= June Ross =

Australian geologist, palaeontologist and biologist

June Rosa Pitt Ross (2 May 1931 – 10 March 2012) was an Australian geologist, palaeontologist and biologist. She was amongst the first women to obtain a PhD in Australia, and one of the few women of the time to build a successful career in academia.

== Early life and education ==
June Rosa Pitt Phillips was born in Taree, NSW and attended Gosford High School where she was a competitive swimmer and school captain. At the encouragement of the school headmistress, she applied for and received a four-year scholarship to the University of Sydney, where she took a BSc with geology as a fourth subject in first year. After passing her third year exams with distinction, Ross undertook Honours work around Queanbeyan, NSW. At the time she did not have a car, instead renting rooms at farms and exploring the surrounding area on foot. She graduated in 1952 with first class Honours and the Deas-Thomson Scholarship for geology and worked as a demonstrator after graduation. Her PhD fieldwork was spread across NSW, once again completed without a car by travelling on passenger and goods trains and renting rooms at farms. She completed her thesis in four years and immediately went overseas. It took the university two years to make contact with her to inform her that she had completed all the requirements for her PhD, making her one of first women in Australia to obtain the degree.

== Career ==
On completion of her thesis, Ross was awarded two postdoctoral scholarships: an 1851 Research Fellowship to study at University of Cambridge, and an American Association of University Women Scholarship to study in the United States. She chose the latter, and in 1959 with financial support from the Department of Geology at the University of Sydney she left Australia to study at Yale University. At Yale she worked in the Peabody Museum of Natural History with a focus on palaeontology, expanding on some of the work done by Joan Crockford-Beattie on bryozoa. Yale gave her a fellowship for her second year of study, and after that she received a US National Science Foundation Grant which included a half-time stipend. Whilst at Yale she attended graduate lectures given by Australian Sam Warren Carey which inspired her to stay and build a career in the United States.

Ross became a full professor at Western Washington University in 1970. She was unable to gain a position in the geology department with her husband, Charles Ross, instead taking up a position in the biology department. Her research focused on bryozoans and she published over 160 journal articles over her career. Copies of some of her field notebooks have been digitised by the Biodiversity Heritage Library. At the university, she served as Chair of the Biology Department for several years and on the Faculty Senate for several years, spending one term as the president of the Senate. She was also a council member and then President of the International Association of Bryozoologists, and a council member and treasurer of the Paleontological Society for six years. Ross retired in 2004 as professor emeritus.

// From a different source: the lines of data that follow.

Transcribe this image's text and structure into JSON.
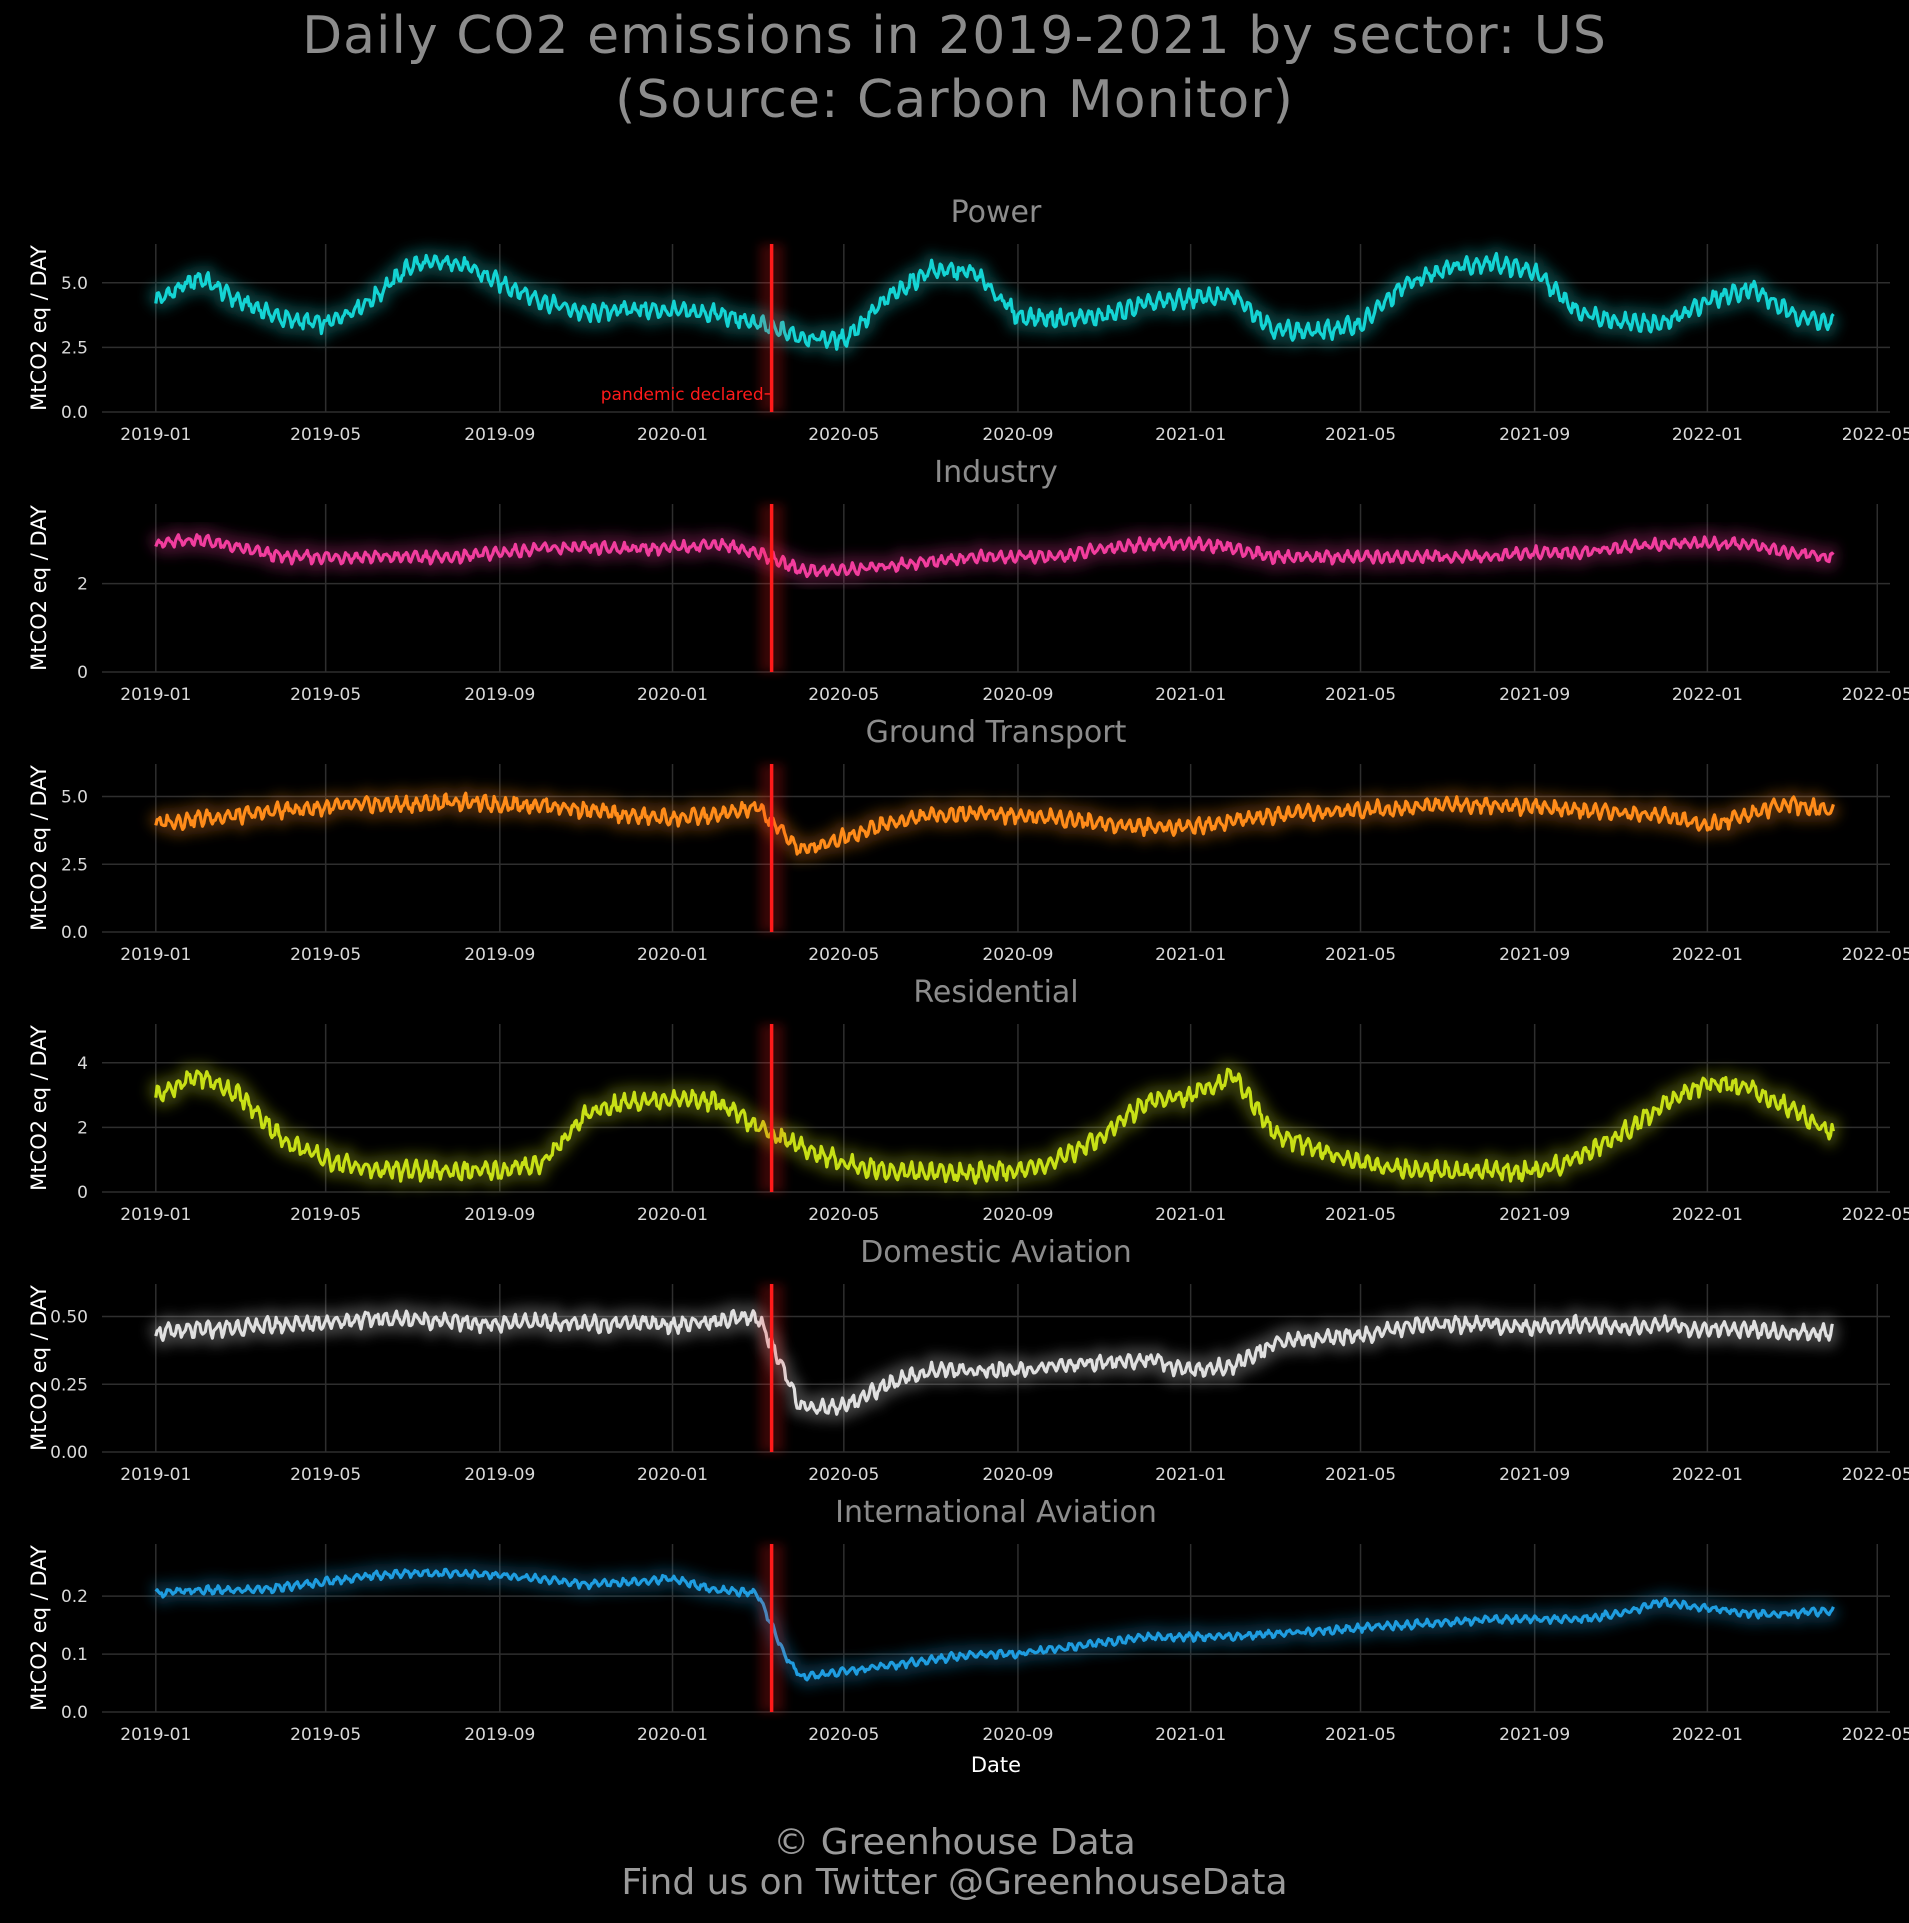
{
  "title_lines": [
    "Daily CO2 emissions in 2019-2021 by sector: US",
    "(Source: Carbon Monitor)"
  ],
  "footer_lines": [
    "© Greenhouse Data",
    "Find us on Twitter @GreenhouseData"
  ],
  "colors": {
    "background": "#000000",
    "title": "#8c8c8c",
    "panel_title": "#8c8c8c",
    "tick": "#d9d9d9",
    "grid": "#2e2e2e",
    "event_line": "#ff1a1a"
  },
  "chart_data": [
    {
      "type": "line",
      "title": "Power",
      "ylabel": "MtCO2 eq / DAY",
      "xlabel": "",
      "color": "#14d4d4",
      "ylim": [
        0,
        6.5
      ],
      "yticks": [
        0,
        2.5,
        5.0
      ],
      "ytick_labels": [
        "0.0",
        "2.5",
        "5.0"
      ],
      "x_range": [
        "2018-11-24",
        "2022-05-10"
      ],
      "xticks": [
        "2019-01",
        "2019-05",
        "2019-09",
        "2020-01",
        "2020-05",
        "2020-09",
        "2021-01",
        "2021-05",
        "2021-09",
        "2022-01",
        "2022-05"
      ],
      "annotation": {
        "text": "pandemic declared",
        "x": "2020-03-11"
      },
      "series": [
        {
          "x": [
            "2019-01-01",
            "2019-02-01",
            "2019-03-01",
            "2019-04-01",
            "2019-05-01",
            "2019-06-01",
            "2019-07-01",
            "2019-08-01",
            "2019-09-01",
            "2019-10-01",
            "2019-11-01",
            "2019-12-01",
            "2020-01-01",
            "2020-02-01",
            "2020-03-01",
            "2020-04-01",
            "2020-05-01",
            "2020-06-01",
            "2020-07-01",
            "2020-08-01",
            "2020-09-01",
            "2020-10-01",
            "2020-11-01",
            "2020-12-01",
            "2021-01-01",
            "2021-02-01",
            "2021-03-01",
            "2021-04-01",
            "2021-05-01",
            "2021-06-01",
            "2021-07-01",
            "2021-08-01",
            "2021-09-01",
            "2021-10-01",
            "2021-11-01",
            "2021-12-01",
            "2022-01-01",
            "2022-02-01",
            "2022-03-01",
            "2022-03-31"
          ],
          "y": [
            4.3,
            5.2,
            4.3,
            3.6,
            3.4,
            4.3,
            5.7,
            5.8,
            5.0,
            4.3,
            3.8,
            4.0,
            3.9,
            3.8,
            3.4,
            2.9,
            2.8,
            4.4,
            5.5,
            5.4,
            3.7,
            3.6,
            3.7,
            4.2,
            4.4,
            4.5,
            3.2,
            3.1,
            3.4,
            4.9,
            5.6,
            5.8,
            5.4,
            3.9,
            3.5,
            3.4,
            4.3,
            4.8,
            3.8,
            3.4
          ],
          "amp": 0.4
        }
      ]
    },
    {
      "type": "line",
      "title": "Industry",
      "ylabel": "MtCO2 eq / DAY",
      "xlabel": "",
      "color": "#f23d9e",
      "ylim": [
        0,
        3.8
      ],
      "yticks": [
        0,
        2
      ],
      "ytick_labels": [
        "0",
        "2"
      ],
      "x_range": [
        "2018-11-24",
        "2022-05-10"
      ],
      "xticks": [
        "2019-01",
        "2019-05",
        "2019-09",
        "2020-01",
        "2020-05",
        "2020-09",
        "2021-01",
        "2021-05",
        "2021-09",
        "2022-01",
        "2022-05"
      ],
      "series": [
        {
          "x": [
            "2019-01-01",
            "2019-02-01",
            "2019-03-01",
            "2019-04-01",
            "2019-05-01",
            "2019-06-01",
            "2019-07-01",
            "2019-08-01",
            "2019-09-01",
            "2019-10-01",
            "2019-11-01",
            "2019-12-01",
            "2020-01-01",
            "2020-02-01",
            "2020-03-01",
            "2020-04-01",
            "2020-05-01",
            "2020-06-01",
            "2020-07-01",
            "2020-08-01",
            "2020-09-01",
            "2020-10-01",
            "2020-11-01",
            "2020-12-01",
            "2021-01-01",
            "2021-02-01",
            "2021-03-01",
            "2021-04-01",
            "2021-05-01",
            "2021-06-01",
            "2021-07-01",
            "2021-08-01",
            "2021-09-01",
            "2021-10-01",
            "2021-11-01",
            "2021-12-01",
            "2022-01-01",
            "2022-02-01",
            "2022-03-01",
            "2022-03-31"
          ],
          "y": [
            2.9,
            3.0,
            2.8,
            2.6,
            2.6,
            2.6,
            2.6,
            2.6,
            2.7,
            2.8,
            2.8,
            2.8,
            2.8,
            2.9,
            2.7,
            2.3,
            2.3,
            2.4,
            2.5,
            2.6,
            2.6,
            2.6,
            2.8,
            2.9,
            2.9,
            2.8,
            2.6,
            2.6,
            2.6,
            2.6,
            2.6,
            2.6,
            2.7,
            2.7,
            2.8,
            2.9,
            2.9,
            2.9,
            2.7,
            2.6
          ],
          "amp": 0.16
        }
      ]
    },
    {
      "type": "line",
      "title": "Ground Transport",
      "ylabel": "MtCO2 eq / DAY",
      "xlabel": "",
      "color": "#ff8c1a",
      "ylim": [
        0,
        6.2
      ],
      "yticks": [
        0,
        2.5,
        5.0
      ],
      "ytick_labels": [
        "0.0",
        "2.5",
        "5.0"
      ],
      "x_range": [
        "2018-11-24",
        "2022-05-10"
      ],
      "xticks": [
        "2019-01",
        "2019-05",
        "2019-09",
        "2020-01",
        "2020-05",
        "2020-09",
        "2021-01",
        "2021-05",
        "2021-09",
        "2022-01",
        "2022-05"
      ],
      "series": [
        {
          "x": [
            "2019-01-01",
            "2019-02-01",
            "2019-03-01",
            "2019-04-01",
            "2019-05-01",
            "2019-06-01",
            "2019-07-01",
            "2019-08-01",
            "2019-09-01",
            "2019-10-01",
            "2019-11-01",
            "2019-12-01",
            "2020-01-01",
            "2020-02-01",
            "2020-03-01",
            "2020-04-01",
            "2020-05-01",
            "2020-06-01",
            "2020-07-01",
            "2020-08-01",
            "2020-09-01",
            "2020-10-01",
            "2020-11-01",
            "2020-12-01",
            "2021-01-01",
            "2021-02-01",
            "2021-03-01",
            "2021-04-01",
            "2021-05-01",
            "2021-06-01",
            "2021-07-01",
            "2021-08-01",
            "2021-09-01",
            "2021-10-01",
            "2021-11-01",
            "2021-12-01",
            "2022-01-01",
            "2022-02-01",
            "2022-03-01",
            "2022-03-31"
          ],
          "y": [
            4.0,
            4.2,
            4.3,
            4.5,
            4.6,
            4.7,
            4.7,
            4.8,
            4.7,
            4.7,
            4.5,
            4.3,
            4.2,
            4.3,
            4.6,
            3.0,
            3.5,
            4.0,
            4.3,
            4.4,
            4.3,
            4.2,
            4.0,
            3.9,
            3.9,
            4.1,
            4.3,
            4.4,
            4.5,
            4.6,
            4.7,
            4.7,
            4.6,
            4.5,
            4.4,
            4.3,
            3.9,
            4.4,
            4.7,
            4.5
          ],
          "amp": 0.35
        }
      ]
    },
    {
      "type": "line",
      "title": "Residential",
      "ylabel": "MtCO2 eq / DAY",
      "xlabel": "",
      "color": "#c8e016",
      "ylim": [
        0,
        5.2
      ],
      "yticks": [
        0,
        2,
        4
      ],
      "ytick_labels": [
        "0",
        "2",
        "4"
      ],
      "x_range": [
        "2018-11-24",
        "2022-05-10"
      ],
      "xticks": [
        "2019-01",
        "2019-05",
        "2019-09",
        "2020-01",
        "2020-05",
        "2020-09",
        "2021-01",
        "2021-05",
        "2021-09",
        "2022-01",
        "2022-05"
      ],
      "series": [
        {
          "x": [
            "2019-01-01",
            "2019-02-01",
            "2019-03-01",
            "2019-04-01",
            "2019-05-01",
            "2019-06-01",
            "2019-07-01",
            "2019-08-01",
            "2019-09-01",
            "2019-10-01",
            "2019-11-01",
            "2019-12-01",
            "2020-01-01",
            "2020-02-01",
            "2020-03-01",
            "2020-04-01",
            "2020-05-01",
            "2020-06-01",
            "2020-07-01",
            "2020-08-01",
            "2020-09-01",
            "2020-10-01",
            "2020-11-01",
            "2020-12-01",
            "2021-01-01",
            "2021-02-01",
            "2021-03-01",
            "2021-04-01",
            "2021-05-01",
            "2021-06-01",
            "2021-07-01",
            "2021-08-01",
            "2021-09-01",
            "2021-10-01",
            "2021-11-01",
            "2021-12-01",
            "2022-01-01",
            "2022-02-01",
            "2022-03-01",
            "2022-03-31"
          ],
          "y": [
            3.0,
            3.6,
            3.0,
            1.6,
            1.0,
            0.7,
            0.65,
            0.65,
            0.65,
            0.9,
            2.4,
            2.8,
            2.9,
            2.8,
            2.0,
            1.4,
            0.9,
            0.65,
            0.6,
            0.6,
            0.65,
            1.0,
            1.8,
            2.8,
            3.0,
            3.6,
            1.8,
            1.3,
            0.9,
            0.7,
            0.65,
            0.65,
            0.65,
            1.0,
            1.8,
            2.7,
            3.4,
            3.2,
            2.6,
            1.8
          ],
          "amp": 0.35
        }
      ]
    },
    {
      "type": "line",
      "title": "Domestic Aviation",
      "ylabel": "MtCO2 eq / DAY",
      "xlabel": "",
      "color": "#e0e0e0",
      "ylim": [
        0,
        0.62
      ],
      "yticks": [
        0,
        0.25,
        0.5
      ],
      "ytick_labels": [
        "0.00",
        "0.25",
        "0.50"
      ],
      "x_range": [
        "2018-11-24",
        "2022-05-10"
      ],
      "xticks": [
        "2019-01",
        "2019-05",
        "2019-09",
        "2020-01",
        "2020-05",
        "2020-09",
        "2021-01",
        "2021-05",
        "2021-09",
        "2022-01",
        "2022-05"
      ],
      "series": [
        {
          "x": [
            "2019-01-01",
            "2019-02-01",
            "2019-03-01",
            "2019-04-01",
            "2019-05-01",
            "2019-06-01",
            "2019-07-01",
            "2019-08-01",
            "2019-09-01",
            "2019-10-01",
            "2019-11-01",
            "2019-12-01",
            "2020-01-01",
            "2020-02-01",
            "2020-03-01",
            "2020-03-20",
            "2020-04-01",
            "2020-05-01",
            "2020-06-01",
            "2020-07-01",
            "2020-08-01",
            "2020-09-01",
            "2020-10-01",
            "2020-11-01",
            "2020-12-01",
            "2021-01-01",
            "2021-02-01",
            "2021-03-01",
            "2021-04-01",
            "2021-05-01",
            "2021-06-01",
            "2021-07-01",
            "2021-08-01",
            "2021-09-01",
            "2021-10-01",
            "2021-11-01",
            "2021-12-01",
            "2022-01-01",
            "2022-02-01",
            "2022-03-01",
            "2022-03-31"
          ],
          "y": [
            0.44,
            0.45,
            0.46,
            0.47,
            0.48,
            0.49,
            0.49,
            0.48,
            0.47,
            0.48,
            0.47,
            0.48,
            0.47,
            0.48,
            0.5,
            0.3,
            0.16,
            0.17,
            0.25,
            0.3,
            0.3,
            0.3,
            0.32,
            0.33,
            0.34,
            0.3,
            0.32,
            0.4,
            0.42,
            0.43,
            0.46,
            0.47,
            0.47,
            0.46,
            0.47,
            0.46,
            0.47,
            0.45,
            0.45,
            0.44,
            0.44
          ],
          "amp": 0.035
        }
      ]
    },
    {
      "type": "line",
      "title": "International Aviation",
      "ylabel": "MtCO2 eq / DAY",
      "xlabel": "Date",
      "color": "#1f9de0",
      "ylim": [
        0,
        0.29
      ],
      "yticks": [
        0,
        0.1,
        0.2
      ],
      "ytick_labels": [
        "0.0",
        "0.1",
        "0.2"
      ],
      "x_range": [
        "2018-11-24",
        "2022-05-10"
      ],
      "xticks": [
        "2019-01",
        "2019-05",
        "2019-09",
        "2020-01",
        "2020-05",
        "2020-09",
        "2021-01",
        "2021-05",
        "2021-09",
        "2022-01",
        "2022-05"
      ],
      "series": [
        {
          "x": [
            "2019-01-01",
            "2019-02-01",
            "2019-03-01",
            "2019-04-01",
            "2019-05-01",
            "2019-06-01",
            "2019-07-01",
            "2019-08-01",
            "2019-09-01",
            "2019-10-01",
            "2019-11-01",
            "2019-12-01",
            "2020-01-01",
            "2020-02-01",
            "2020-03-01",
            "2020-03-20",
            "2020-04-01",
            "2020-05-01",
            "2020-06-01",
            "2020-07-01",
            "2020-08-01",
            "2020-09-01",
            "2020-10-01",
            "2020-11-01",
            "2020-12-01",
            "2021-01-01",
            "2021-02-01",
            "2021-03-01",
            "2021-04-01",
            "2021-05-01",
            "2021-06-01",
            "2021-07-01",
            "2021-08-01",
            "2021-09-01",
            "2021-10-01",
            "2021-11-01",
            "2021-12-01",
            "2022-01-01",
            "2022-02-01",
            "2022-03-01",
            "2022-03-31"
          ],
          "y": [
            0.205,
            0.21,
            0.21,
            0.215,
            0.225,
            0.235,
            0.24,
            0.24,
            0.235,
            0.23,
            0.22,
            0.225,
            0.23,
            0.21,
            0.205,
            0.1,
            0.06,
            0.07,
            0.08,
            0.09,
            0.1,
            0.1,
            0.11,
            0.12,
            0.13,
            0.13,
            0.13,
            0.135,
            0.14,
            0.145,
            0.15,
            0.155,
            0.16,
            0.16,
            0.16,
            0.17,
            0.19,
            0.18,
            0.17,
            0.17,
            0.175
          ],
          "amp": 0.008
        }
      ]
    }
  ]
}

Outside the university, Ross was instrumental in establishing the local Family Planning Council and its successor, Planned Parenthood, of Whatcom County. She served as the first director of the Planned Parenthood clinic which was in the former St Luke's Hospital.

== Awards ==
Based on her accumulated publications, Ross was awarded a DSc in 1974.

== Legacy ==
The Charles A. & June R.P. Ross Research Fund was established by the Geological Society of America to support student research.